There is growing popular interest in occupational (lifestyle) balance, yet little is known about what occupational balance means or how to achieve it. The lay public and writers in disciplines such as health education, leisure studies, and occupational therapy have suggested that certain lifestyle configurations might lend themselves to higher levels of life satisfaction and general well-being, suggesting that these lifestyles would also be health promoting through their opportunities for enjoyment, socialization, challenge, rest and recreation, personal growth, and self expression.

While the idea of a balanced lifestyle has intuitive appeal, the challenge of explicitly describing such a lifestyle in operational terms previously has not been documented in the literature, nor has the concept otherwise been validated. A few writers in occupational science and occupational therapy have addressed the topic in conceptual terms, but few empirical studies have been completed.
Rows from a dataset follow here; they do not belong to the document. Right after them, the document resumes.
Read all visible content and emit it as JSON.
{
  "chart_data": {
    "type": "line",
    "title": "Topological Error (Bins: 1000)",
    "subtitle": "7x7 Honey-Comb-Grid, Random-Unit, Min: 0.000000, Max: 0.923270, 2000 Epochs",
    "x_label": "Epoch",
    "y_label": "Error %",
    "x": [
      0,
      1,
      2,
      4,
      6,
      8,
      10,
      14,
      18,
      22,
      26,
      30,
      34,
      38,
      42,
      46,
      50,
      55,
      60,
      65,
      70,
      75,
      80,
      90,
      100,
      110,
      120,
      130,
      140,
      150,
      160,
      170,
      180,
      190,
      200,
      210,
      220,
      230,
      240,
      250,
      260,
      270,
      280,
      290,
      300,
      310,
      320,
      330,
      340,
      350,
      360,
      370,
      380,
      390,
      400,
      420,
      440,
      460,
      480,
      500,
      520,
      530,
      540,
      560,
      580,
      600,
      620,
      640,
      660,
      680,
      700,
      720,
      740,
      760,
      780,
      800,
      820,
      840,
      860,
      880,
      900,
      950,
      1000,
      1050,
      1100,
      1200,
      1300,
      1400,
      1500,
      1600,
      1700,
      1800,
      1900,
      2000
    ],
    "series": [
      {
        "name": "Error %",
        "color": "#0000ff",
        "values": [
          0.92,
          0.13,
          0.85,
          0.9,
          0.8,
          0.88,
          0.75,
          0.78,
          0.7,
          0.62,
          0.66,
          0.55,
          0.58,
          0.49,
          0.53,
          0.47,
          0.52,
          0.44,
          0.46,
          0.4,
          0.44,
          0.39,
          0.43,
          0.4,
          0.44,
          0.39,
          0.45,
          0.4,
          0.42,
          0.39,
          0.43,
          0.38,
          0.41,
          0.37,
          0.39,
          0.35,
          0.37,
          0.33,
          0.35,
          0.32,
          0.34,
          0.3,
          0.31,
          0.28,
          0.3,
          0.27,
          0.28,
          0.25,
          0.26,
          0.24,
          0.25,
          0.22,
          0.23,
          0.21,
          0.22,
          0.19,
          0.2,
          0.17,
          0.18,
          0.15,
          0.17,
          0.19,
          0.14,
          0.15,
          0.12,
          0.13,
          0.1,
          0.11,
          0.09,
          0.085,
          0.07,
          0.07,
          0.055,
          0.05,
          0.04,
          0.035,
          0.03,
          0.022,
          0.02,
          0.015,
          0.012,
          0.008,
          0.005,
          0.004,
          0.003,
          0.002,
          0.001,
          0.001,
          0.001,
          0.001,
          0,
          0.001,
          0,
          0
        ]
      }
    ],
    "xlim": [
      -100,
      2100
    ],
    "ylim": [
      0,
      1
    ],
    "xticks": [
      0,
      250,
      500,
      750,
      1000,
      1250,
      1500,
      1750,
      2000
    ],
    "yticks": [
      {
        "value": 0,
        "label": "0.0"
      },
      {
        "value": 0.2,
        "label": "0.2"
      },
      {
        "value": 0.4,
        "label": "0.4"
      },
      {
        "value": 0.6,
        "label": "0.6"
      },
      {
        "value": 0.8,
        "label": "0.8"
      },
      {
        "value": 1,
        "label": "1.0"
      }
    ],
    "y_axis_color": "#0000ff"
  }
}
Constructs such as adaptation, meaning, motivation, coping, habits, and routines, and rhythms have been linked to wellness and quality of life (Christiansen, 2003; Christiansen, 1999; Clark, 1997, Kielhofner, 1977; and Wilcock, 1998) yet it is unknown how these contribute to an overall sense of occupational (lifestyle) balance since they are subjective and viewed uniquely by each individual in the context of their own lives. We will share the results of a pilot study correlating measures of satisfaction with life, affect balance, sense of coherence, and quality of life to a measure of occupational balance. Important constructs related to occupational balance will be clarified, explored, and linked to healthy lifestyles and quality of life.

Finally, with the insights gained from the pilot study and a review of literature, we will present a model of occupational balance organized around Maslow’s hierarchy. These will propose that balanced lifestyles require occupations that meet deficiency needs, which rely upon actual and perceived competence as well as occupations that meet being needs which pertain to relationships, perceived meaning, and personal growth.